As parents, engaging our children in discussions of current events, the principles, blessings and responsibilities of liberty is a way to pass the torch on. Of course, running for public office is a bold way to effect change, and can often affect the direction or subjects of dialogue.

During the exclusive ABC News segment, featuring our current presidential administration’s agenda, America appeared to speak with their remote controls and tuned out for the most part as ABC News showed much lower viewership numbers than expected—ABC is asking for an investigation into the Nielsen Rating. Involvement can sometimes be as easy as turning the channel. There are many other accessible ways for us to be involved citizens, as well.

Tipping points occur in funny ways and cannot always be “caused,” per se, just by willing it so. Sometimes, though, we are catalysts if we throw in and actively engage in our sphere of influence. We do not always have a measurable impact on other people or society; but when we do, we want that impact to be in favor of liberty. Even if we do not care about these realities, we leave our unique imprint on society as strongly or as weakly by what we choose to do as by what we choose not to do.

Things were not that different way back in Plato’s day when he wrote these straightforward words of warning: “The price good men pay for indifference to public affairs is to be ruled by evil men.” This is to say that as messy as it seems now, it can get messier—and we, the people, will plot the course and determine this leg of America’s journey as it becomes a part of history; and do it we will, as individuals first.

Whether we like it or not, our representatives are reflections of us—the collective—yet a collective of individuals. Our republic begins with and is built upon the individual. John Quincy Adams addresses us from his grave: “Posterity: you will never know how much it has cost my generation to preserve your freedom. I hope you will make good use of it.” John Quincy Adams points to “we, the people” as the source of power, and holds us accountable for the future of the American republic.

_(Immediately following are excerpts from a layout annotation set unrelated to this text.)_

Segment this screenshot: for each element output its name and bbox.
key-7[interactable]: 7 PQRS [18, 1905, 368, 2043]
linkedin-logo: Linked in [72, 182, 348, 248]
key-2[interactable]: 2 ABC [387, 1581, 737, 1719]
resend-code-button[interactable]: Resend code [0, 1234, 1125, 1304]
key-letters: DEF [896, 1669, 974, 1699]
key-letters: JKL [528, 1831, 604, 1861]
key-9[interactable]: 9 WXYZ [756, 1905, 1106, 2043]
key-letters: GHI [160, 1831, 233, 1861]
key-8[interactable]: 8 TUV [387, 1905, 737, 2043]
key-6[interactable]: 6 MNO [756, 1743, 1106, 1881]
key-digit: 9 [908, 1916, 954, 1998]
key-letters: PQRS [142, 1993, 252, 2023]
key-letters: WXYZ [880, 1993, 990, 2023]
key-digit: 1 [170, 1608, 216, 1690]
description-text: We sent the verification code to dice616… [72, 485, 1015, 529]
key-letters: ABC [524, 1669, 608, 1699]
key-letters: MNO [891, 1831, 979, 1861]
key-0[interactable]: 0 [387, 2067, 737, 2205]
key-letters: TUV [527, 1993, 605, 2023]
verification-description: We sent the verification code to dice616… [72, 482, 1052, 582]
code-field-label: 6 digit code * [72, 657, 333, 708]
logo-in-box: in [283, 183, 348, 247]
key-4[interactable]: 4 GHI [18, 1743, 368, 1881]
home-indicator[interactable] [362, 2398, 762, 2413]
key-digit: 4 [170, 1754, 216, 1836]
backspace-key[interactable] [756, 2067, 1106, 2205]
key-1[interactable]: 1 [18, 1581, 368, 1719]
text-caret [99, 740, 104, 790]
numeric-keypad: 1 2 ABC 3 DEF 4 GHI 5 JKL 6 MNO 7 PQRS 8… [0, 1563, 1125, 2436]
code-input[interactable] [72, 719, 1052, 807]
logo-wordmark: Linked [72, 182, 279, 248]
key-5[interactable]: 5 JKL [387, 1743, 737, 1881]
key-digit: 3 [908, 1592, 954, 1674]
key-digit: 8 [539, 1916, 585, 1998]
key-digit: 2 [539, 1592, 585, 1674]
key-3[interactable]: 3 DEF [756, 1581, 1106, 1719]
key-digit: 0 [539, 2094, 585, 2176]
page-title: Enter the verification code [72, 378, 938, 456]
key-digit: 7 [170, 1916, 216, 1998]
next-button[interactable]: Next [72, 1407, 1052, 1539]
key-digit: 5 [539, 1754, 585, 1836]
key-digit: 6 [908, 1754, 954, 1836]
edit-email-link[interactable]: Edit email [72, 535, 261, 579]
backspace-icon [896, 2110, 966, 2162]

Yes, we did—left, right, middle—get ourselves into this current mess. Yes, some may be more to blame than others, and we are more than disappointed with some of the leaders we elected. The world is becoming an increasingly dangerous one. Yesterday set the stage for today; today sets the stage for tomorrow. America’s best days may still be ahead of us. That, of course, will depend on us. History says democracies have a termination point. The little things we do as individuals eventually affect the collective. The real effect of this can make a big difference in defense of our liberty if what we do as individuals, and subsequently as a collective, is consistently aligned squarely with liberty in mind.

Let it never be said that this generation failed our children, stood by and left America to perish on our watch for lack of effort. We’ve been asked if we can create positive change; and we have answered, “Yes, we can.” Maybe we’re answering the wrong question. The better question is will we turn America back to better days? If we take responsibility, we will turn “Yes, we can” into “Yes, we will!”

Steven V. Thulon writes from Troy, Illinois.